En d’autres termes, la question de l’informel se jouera dans la sphère fiscale ainsi que dans la bancarisation de certaines activités. À ce titre, la  gestion de la monnaie se posera beaucoup plus dans un cadre macroéconomique qui doit veiller sur les équilibres des ressources et des emplois monétaires. Cependant, la politique budgétaire jouera son rôle d’accélérateur, de contrôleur et de régulateur des autres flux financiers.

Pensez-vous que le gouvernement bénéficie de l’adhésion populaire nécessaire pour entreprendre des réformes pouvant garantir un dinar stable et convertible ? 

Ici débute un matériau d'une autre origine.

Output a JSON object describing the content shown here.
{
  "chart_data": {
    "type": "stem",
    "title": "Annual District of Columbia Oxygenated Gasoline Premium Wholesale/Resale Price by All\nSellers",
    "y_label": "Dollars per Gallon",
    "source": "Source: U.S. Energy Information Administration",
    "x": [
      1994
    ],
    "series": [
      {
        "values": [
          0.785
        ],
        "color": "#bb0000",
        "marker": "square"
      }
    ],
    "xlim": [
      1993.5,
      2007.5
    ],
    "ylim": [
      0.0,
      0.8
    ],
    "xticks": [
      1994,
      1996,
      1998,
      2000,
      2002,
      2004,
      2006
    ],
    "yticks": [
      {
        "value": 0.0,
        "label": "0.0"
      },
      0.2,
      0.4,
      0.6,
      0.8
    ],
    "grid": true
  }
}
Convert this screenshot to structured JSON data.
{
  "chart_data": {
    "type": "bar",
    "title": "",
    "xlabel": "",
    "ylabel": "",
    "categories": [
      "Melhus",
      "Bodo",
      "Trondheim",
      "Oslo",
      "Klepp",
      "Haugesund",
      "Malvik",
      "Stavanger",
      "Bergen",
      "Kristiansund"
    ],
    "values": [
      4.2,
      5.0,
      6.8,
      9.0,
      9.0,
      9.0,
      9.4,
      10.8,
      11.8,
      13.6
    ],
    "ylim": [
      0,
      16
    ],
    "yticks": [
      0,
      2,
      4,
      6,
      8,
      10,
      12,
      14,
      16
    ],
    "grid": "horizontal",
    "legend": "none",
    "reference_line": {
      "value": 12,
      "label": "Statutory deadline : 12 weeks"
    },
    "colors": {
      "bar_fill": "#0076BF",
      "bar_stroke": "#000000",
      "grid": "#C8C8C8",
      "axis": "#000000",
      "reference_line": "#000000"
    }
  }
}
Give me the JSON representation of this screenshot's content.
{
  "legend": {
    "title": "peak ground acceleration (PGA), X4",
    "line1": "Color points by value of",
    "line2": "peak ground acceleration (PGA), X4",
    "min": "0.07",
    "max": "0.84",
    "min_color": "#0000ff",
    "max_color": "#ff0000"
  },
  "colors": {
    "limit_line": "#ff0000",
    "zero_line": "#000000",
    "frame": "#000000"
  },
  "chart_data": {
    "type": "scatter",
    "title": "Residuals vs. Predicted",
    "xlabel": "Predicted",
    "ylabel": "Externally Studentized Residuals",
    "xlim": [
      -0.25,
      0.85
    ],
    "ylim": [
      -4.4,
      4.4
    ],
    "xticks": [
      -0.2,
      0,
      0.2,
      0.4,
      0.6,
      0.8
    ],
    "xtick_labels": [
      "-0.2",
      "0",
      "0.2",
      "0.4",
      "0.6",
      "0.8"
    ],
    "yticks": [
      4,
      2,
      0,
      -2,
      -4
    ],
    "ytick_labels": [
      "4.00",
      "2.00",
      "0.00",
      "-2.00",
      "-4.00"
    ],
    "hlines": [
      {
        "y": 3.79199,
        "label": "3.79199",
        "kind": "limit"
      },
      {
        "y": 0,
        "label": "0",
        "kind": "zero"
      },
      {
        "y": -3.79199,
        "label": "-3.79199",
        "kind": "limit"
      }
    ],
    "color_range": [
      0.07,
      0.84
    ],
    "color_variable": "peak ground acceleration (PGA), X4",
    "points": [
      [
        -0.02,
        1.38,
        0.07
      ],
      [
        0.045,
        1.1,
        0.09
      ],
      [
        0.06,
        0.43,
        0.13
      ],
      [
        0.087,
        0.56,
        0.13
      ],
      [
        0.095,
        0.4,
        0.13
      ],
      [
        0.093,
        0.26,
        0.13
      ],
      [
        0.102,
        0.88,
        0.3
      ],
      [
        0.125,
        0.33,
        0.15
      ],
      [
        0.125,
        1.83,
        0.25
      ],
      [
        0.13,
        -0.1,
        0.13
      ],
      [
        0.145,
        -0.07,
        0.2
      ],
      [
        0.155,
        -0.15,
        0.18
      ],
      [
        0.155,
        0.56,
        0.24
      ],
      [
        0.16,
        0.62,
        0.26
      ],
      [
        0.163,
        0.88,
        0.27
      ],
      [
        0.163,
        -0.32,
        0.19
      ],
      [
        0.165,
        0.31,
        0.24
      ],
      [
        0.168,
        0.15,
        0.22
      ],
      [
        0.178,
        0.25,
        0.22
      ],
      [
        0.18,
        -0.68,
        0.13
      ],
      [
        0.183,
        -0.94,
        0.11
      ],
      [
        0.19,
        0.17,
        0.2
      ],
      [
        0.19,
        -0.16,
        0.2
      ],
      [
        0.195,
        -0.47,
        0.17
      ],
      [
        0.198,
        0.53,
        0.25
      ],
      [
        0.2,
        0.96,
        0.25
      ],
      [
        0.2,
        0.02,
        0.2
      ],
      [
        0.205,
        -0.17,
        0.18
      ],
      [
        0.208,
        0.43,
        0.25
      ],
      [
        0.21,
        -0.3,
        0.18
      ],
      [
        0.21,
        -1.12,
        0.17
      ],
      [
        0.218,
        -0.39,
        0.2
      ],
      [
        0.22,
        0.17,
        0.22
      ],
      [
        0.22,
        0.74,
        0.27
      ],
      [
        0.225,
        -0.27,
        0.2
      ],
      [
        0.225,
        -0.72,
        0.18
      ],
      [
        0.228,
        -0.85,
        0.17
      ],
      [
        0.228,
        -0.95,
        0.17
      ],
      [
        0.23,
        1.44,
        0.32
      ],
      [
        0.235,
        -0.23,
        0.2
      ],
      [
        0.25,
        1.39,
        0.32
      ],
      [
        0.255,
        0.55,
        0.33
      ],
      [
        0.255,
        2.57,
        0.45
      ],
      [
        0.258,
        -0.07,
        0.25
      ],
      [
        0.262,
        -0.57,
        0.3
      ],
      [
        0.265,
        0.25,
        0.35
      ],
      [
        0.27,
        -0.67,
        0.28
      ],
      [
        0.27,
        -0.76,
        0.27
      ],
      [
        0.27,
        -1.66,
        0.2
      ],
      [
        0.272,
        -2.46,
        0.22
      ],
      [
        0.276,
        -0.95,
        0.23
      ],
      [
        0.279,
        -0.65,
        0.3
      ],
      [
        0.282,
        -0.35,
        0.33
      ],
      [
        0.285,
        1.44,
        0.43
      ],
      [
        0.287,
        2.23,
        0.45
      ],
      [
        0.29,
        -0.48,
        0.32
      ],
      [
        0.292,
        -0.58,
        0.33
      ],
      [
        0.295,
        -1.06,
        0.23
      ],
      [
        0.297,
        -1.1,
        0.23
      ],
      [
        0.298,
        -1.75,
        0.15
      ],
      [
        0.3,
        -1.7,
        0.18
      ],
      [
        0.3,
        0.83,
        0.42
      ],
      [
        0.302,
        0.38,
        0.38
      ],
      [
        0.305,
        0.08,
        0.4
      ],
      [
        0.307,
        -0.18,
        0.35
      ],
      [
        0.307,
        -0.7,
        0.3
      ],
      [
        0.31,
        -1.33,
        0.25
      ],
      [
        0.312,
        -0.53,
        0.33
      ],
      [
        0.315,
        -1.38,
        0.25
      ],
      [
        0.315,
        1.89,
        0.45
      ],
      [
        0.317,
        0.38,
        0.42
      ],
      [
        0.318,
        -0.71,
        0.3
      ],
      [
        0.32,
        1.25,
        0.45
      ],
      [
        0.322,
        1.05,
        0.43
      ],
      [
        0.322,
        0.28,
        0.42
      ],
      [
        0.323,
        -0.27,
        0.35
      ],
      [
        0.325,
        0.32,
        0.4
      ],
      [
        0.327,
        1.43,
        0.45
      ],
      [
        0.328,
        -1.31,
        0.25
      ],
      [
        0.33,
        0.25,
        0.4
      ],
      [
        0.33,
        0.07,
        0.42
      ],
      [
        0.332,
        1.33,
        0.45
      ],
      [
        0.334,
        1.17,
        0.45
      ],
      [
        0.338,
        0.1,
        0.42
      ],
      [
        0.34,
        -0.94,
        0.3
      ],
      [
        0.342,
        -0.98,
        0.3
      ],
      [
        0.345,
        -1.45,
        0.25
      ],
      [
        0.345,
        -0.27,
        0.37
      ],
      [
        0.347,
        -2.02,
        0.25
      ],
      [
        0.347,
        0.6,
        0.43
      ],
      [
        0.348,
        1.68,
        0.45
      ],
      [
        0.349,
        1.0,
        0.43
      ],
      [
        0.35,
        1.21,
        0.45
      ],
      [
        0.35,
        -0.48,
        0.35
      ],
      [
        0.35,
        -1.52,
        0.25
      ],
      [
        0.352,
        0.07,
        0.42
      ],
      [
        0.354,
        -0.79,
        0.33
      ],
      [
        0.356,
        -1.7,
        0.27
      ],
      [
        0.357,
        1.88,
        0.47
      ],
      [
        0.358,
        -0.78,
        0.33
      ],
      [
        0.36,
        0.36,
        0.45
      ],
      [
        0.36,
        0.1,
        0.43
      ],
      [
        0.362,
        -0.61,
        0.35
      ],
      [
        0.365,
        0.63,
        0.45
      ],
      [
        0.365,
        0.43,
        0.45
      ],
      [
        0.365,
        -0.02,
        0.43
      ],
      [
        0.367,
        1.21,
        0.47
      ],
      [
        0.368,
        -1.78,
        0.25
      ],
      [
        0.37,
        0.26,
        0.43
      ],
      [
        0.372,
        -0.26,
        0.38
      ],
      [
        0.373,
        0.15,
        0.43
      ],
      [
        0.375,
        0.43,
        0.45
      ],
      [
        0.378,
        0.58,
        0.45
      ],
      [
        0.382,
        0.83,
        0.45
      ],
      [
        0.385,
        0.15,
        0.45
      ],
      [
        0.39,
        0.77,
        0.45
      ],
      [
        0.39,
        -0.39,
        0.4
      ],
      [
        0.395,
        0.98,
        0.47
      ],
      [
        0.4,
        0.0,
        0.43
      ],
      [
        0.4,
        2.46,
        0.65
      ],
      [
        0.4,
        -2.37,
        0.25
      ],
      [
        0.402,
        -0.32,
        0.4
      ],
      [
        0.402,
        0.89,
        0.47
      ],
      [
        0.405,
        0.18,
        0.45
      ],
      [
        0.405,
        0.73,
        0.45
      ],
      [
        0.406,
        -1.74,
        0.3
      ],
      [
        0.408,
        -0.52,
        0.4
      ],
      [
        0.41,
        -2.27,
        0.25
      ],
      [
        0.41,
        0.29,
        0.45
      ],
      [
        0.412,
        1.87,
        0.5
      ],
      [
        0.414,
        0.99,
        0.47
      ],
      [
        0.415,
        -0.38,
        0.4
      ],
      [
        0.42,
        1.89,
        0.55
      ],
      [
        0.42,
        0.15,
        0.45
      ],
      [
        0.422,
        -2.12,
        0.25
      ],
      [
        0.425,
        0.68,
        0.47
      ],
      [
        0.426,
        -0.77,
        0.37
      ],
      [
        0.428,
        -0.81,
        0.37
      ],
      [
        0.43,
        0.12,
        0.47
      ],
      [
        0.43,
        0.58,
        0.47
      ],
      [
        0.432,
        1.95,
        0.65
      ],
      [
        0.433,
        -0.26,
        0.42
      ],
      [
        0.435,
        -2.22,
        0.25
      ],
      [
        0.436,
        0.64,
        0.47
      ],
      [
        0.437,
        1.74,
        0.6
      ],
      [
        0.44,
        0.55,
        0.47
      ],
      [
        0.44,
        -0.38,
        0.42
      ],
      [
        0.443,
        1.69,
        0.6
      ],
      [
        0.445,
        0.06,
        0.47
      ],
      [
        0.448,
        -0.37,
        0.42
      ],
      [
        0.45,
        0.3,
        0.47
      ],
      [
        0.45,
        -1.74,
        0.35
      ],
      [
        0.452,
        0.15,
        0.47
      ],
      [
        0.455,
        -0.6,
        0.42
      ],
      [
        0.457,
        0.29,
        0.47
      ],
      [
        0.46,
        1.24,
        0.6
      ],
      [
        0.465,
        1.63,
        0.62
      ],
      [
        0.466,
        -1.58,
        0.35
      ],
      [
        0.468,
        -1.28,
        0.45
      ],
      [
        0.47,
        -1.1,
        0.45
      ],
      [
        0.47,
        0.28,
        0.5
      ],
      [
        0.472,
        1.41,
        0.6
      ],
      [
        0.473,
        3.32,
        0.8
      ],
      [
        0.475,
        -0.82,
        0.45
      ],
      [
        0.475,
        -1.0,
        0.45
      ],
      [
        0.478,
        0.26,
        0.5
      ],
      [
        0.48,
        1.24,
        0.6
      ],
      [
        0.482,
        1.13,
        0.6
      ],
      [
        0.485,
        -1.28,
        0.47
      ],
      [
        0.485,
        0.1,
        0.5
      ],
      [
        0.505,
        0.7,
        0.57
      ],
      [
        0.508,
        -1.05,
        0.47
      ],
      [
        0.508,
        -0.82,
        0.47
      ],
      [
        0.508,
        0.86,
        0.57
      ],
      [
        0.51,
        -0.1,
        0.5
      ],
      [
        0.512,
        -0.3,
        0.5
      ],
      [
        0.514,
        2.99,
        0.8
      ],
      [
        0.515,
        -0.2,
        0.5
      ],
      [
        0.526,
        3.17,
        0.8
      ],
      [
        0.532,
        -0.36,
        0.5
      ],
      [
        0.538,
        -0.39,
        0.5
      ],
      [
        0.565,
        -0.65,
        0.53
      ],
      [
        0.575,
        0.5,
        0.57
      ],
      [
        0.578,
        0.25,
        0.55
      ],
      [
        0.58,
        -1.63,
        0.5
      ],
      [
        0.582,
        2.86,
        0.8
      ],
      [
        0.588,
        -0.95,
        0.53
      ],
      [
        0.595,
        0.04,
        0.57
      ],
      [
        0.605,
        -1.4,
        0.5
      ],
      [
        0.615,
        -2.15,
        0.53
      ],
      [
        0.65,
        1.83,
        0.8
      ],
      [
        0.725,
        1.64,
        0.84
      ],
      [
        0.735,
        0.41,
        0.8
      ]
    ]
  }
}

Le plus urgent pour le gouvernement et pour la Banque d’Algérie est d’intervenir en force sur le mouvement et le volume des différents agrégats économiques et financiers. Cela afin de les stabiliser et d’inverser leur tendance dans un sens économiquement favorable. Le tout en adoptant un mode opératoire pragmatique et  technique. Un gouvernement est là pour gérer les affaires du pays, il n’est pas là pour gérer sa popularité.  

À combien estimez-vous la valeur réelle du dinar si on laisse les seules forces du marché en décider ?
La cote officielle étant ces derniers temps en situation de rapprochement par rapport au niveau de celle informelle, je pense que la parité ne doit pas se situer très loin de la fourchette des 165 DA à 170 DA  pour 1 euro. Car, plus elle diminue, plus les effets de subvention doperont directement ou indirectement les demandes en monnaies étrangères. Dans le cas contraire, le pouvoir d’achat ne pourra pas supporter le coût  de cette hausse. Cela reste une projection probable.